Lockdown required that those who could work from home should do so, and Avanti’s employees were asked not to come into the office. And this has continued even though restriction have been eased. Of the 150 employees who worked in the Blackfriars office only three have returned, and of 70 who worked at Goonhilly Downs, six now come in. 

Several weeks after the start of lockdown, however, it was apparent that working from home posed significant challenges for employees. Some were required to home school their young children and many simply had no suitable work place in their homes. 

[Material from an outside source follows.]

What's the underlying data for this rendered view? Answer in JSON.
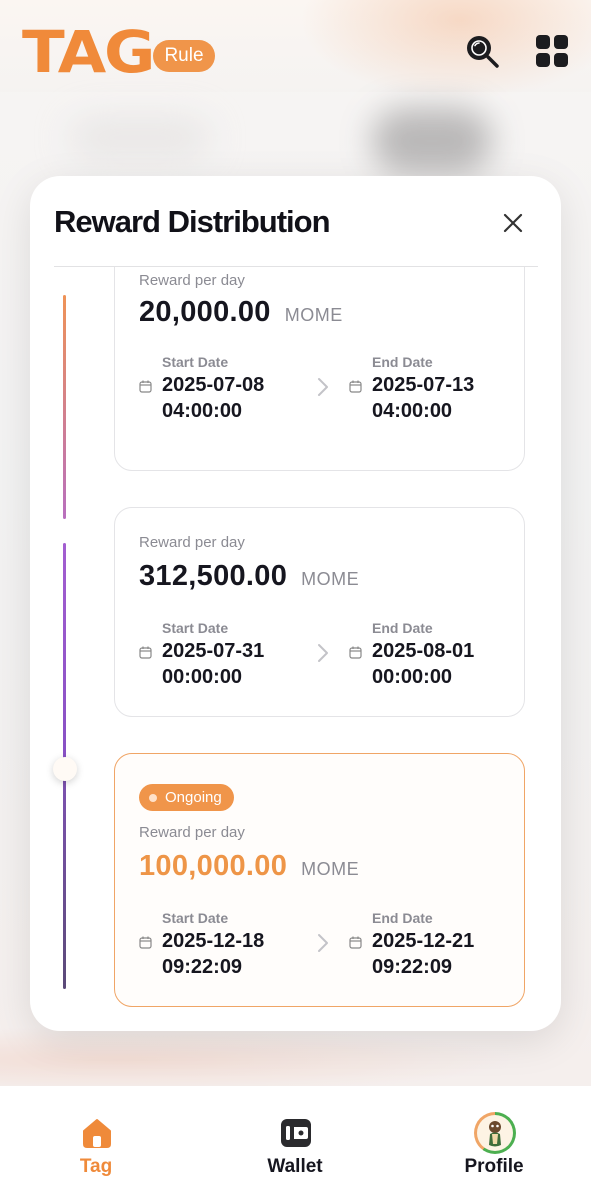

Kyle believes that we have reached an inflection point. The Government's call for people to go back to work has had little impact. The people on the streets, are tourists and shoppers with a preference for the West End. Those who previously came to work in the city have not returned which has presented a systemic challenge for the economy of small coffee bars, sandwich shops etc. He suggested, however, that outside of London activity had picked up since lockdown restrictions began easing. 

In his view, we will not return to working in high density locations such as Canary Wharf. In the pre- vaccine COVID world it is simply impractical. For example, Shell’s offices in New York house 1000 employees on the 32nd floor of a 42 story high-rise. It would take the elevators seven hours to get everybody up to the higher floors…… and of course seven hours to get people down from those floors, in a socially distanced way. 

Avanti’s solution is to abandon the central office concept, but recognise that employees who work from home also need social contact and community. To this end Kyle envisages a network of smaller localised offices, conveniently situated near clusters of Avanti employees. Those who live in the region can work from home on certain days but rotate through the local offices on others.

For Kyle, “micro-office” thinking is the way forward. Another step, perhaps towards the people-centred economics advocated by E.F. Schumacher, which he set out in his 1973 book “Small is Beautiful”, and believed would enable environmental and human sustainability.